For some designers at New York Fashion Week, Barack Obama’s foreign policy catchphrase, “Don’t do stupid stuff,” is a principle that appears to make a whole lot of sense.
You can understand why: on the constantly rotating hamster wheel that is the fashion cycle, going out on a limb with a collection if you have not fully worked it through is a scary proposition. It exposes your soft underside. Better to play it prudent.
This is not necessarily bad (at least when it comes to style), though in clothing terms it can be boring. It generally translates as iterations on a familiar theme, and means there are no glaring missteps in a collection, no weird conceptual moments involving, say, women-as-shrubbery, or women-as-alien-space-creatures. But it also means there are few surprises.
Alexander Wang nudged his activewear aesthetic from hip to haute, although the show opened with a number of black-and-white trouser looks that seemed markedly reminiscent of his work at Balenciaga, it segued into the world of wardrobe staples seen through a sporty lens: tuxedo trousers with athletic mesh strips up the sides, bright Nike origami minidresses, tailored gray shorts and cropped embroidered baseball jackets.
Meanwhile, at Victoria Beckham, Beckham seems to have relaxed into her own slightly expanded signature. Clean lines and precise tailoring were leavened by new (for her) materials, most notably a sandy jute that appeared in graceful mid-calf summer coats with an integral high-waist belt, patch-pocket safari suiting and pieced T-shirt minidresses, interspersed with strips of leather.
There were stretch-knit fluted sundresses and mid-calf skirts brightened by broad black-and-white stripes at the hem paired with chunky braided cotton sweaters - all firmly in step (Beckham also introduced her first shoe line) with the movement toward a feminized minimalism pioneered by Phoebe Philo at Celine. But the biggest news of the show was ... flowers. They came in pastel pink and yellow print in the same clean silhouettes: clever in commercial terms (it will draw a new customer to Beckham, who may have found her previous work too rigorous) but by no means radical in sartorial ones.

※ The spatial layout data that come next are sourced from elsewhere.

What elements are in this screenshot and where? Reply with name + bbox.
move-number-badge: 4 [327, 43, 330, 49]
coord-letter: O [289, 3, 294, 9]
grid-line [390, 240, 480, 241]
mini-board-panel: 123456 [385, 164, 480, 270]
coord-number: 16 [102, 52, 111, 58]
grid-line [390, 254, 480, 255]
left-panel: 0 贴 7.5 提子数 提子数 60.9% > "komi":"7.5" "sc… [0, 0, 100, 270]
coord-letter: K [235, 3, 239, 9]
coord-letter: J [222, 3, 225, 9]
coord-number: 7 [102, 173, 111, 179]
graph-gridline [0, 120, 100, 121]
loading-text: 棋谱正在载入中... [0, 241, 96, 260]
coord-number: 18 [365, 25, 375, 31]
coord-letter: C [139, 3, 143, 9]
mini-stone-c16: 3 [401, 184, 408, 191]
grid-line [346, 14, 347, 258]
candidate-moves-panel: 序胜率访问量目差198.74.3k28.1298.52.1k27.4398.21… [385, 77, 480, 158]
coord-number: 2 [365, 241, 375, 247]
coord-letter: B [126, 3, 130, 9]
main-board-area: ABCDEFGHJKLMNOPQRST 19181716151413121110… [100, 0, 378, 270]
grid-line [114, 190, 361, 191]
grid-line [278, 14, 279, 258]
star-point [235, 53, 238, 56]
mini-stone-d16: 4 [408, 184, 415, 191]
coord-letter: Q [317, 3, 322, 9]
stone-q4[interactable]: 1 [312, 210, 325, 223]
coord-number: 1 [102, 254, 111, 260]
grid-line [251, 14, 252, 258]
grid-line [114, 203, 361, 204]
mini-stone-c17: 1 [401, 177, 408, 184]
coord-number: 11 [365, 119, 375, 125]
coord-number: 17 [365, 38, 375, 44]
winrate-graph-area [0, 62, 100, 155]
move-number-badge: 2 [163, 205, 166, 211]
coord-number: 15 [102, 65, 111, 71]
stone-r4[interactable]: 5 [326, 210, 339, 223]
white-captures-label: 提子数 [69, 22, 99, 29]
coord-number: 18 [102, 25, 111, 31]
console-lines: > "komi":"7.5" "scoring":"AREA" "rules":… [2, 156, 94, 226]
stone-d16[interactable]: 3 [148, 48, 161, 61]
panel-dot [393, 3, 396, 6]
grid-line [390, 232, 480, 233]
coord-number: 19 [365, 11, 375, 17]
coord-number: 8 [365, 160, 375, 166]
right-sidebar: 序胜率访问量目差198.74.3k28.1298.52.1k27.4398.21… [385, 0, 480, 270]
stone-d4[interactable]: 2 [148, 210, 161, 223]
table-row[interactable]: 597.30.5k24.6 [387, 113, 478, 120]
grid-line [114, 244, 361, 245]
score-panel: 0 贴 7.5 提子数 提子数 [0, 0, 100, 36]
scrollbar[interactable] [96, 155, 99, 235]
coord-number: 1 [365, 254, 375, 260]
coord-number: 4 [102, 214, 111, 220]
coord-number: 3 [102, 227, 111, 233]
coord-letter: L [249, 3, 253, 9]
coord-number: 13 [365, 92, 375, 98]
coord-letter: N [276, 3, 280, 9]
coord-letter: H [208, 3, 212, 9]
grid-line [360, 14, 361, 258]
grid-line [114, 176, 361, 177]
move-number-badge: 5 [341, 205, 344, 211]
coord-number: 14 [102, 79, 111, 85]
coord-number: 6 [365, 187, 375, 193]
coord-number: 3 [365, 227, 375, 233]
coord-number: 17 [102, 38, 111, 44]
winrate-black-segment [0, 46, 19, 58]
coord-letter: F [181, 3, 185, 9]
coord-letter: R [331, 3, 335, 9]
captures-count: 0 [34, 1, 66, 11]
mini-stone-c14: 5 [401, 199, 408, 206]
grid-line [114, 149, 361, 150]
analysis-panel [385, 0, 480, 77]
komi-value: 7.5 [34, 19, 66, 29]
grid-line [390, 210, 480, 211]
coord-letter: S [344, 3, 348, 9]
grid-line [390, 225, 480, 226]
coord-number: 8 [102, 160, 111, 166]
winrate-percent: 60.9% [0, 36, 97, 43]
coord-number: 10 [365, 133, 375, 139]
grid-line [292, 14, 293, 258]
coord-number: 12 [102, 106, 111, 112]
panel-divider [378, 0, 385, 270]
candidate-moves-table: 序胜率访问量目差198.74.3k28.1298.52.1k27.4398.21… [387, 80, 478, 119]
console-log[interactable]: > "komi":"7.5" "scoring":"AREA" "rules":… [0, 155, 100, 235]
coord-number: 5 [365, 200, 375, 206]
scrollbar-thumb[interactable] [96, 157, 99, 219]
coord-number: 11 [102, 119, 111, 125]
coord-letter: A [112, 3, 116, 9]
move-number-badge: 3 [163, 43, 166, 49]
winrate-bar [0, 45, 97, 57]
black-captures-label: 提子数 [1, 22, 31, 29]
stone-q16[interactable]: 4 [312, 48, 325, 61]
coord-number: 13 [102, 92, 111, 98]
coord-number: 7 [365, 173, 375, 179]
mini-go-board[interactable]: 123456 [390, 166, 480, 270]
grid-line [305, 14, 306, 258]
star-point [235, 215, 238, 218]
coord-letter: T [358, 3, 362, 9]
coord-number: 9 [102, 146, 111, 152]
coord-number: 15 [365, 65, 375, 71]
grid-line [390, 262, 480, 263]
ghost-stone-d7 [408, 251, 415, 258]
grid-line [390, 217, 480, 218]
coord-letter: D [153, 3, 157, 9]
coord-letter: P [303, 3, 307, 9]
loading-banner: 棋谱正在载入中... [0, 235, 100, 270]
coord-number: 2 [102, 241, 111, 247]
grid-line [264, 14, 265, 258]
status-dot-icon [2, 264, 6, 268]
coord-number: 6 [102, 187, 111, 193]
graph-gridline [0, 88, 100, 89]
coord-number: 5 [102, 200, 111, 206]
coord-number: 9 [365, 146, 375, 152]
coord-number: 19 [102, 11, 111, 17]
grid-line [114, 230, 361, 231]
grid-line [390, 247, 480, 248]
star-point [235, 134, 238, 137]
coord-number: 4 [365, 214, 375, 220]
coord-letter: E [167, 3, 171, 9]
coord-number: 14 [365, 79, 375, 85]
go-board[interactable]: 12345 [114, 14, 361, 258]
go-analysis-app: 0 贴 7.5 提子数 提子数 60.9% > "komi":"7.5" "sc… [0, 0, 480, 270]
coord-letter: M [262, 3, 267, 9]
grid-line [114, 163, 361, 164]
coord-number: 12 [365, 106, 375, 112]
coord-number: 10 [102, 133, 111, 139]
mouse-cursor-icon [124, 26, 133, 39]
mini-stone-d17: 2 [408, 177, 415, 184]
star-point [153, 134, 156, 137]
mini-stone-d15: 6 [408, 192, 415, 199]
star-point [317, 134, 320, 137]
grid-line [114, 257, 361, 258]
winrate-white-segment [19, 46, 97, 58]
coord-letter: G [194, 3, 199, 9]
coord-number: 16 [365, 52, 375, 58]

It’s her groove and she’s honing it smooth, just as at Derek Lam, where Lam has made something of a signature out of mining the Western love-in of the 1970s, jewel-toned suede separates were well-calibrated variations on the theme. Ditto liquid crepe flares, although long asymmetric taffeta skirts with a peplum at the waist seemed a little too dosido.
Still, it was accomplished, and same-y enough so that it was hard not to wonder what may have happened if Lam had dared square-dance his way into another decade. Of course, there is a corollary to “Don’t do stupid stuff” tenet, and that is “Do smart stuff.” It’s the offensive instead of the defensive version of the idea and it was on display at Altuzarra, where Joseph Altuzarra took his staple silhouette - strong-shouldered and wasp-waisted, narrow at the legs - remade it in gingham and Berber stripes, and then tossed it out altogether.
The contrast of the naive fabrics (which called to mind holidays in St. Tropez or Marrakesh and picnics on the grass) and the shape, which was old Hollywood hot, made for a seductive pairing (as did some suede lattice skirts and vests, subversively teamed with classic white shirts and straight black skirts respectively). But it was the finale of flowing handkerchief dresses with deep V-necks in impressionist flower prints, the edges trimmed in pearls, that was unexpected.
They were feminine and floaty and entirely unrestricted, and elicited a well-merited storm of applause. But when freedom of movement and identity seem like revolutionary ideas, it’s probably time to take some risks.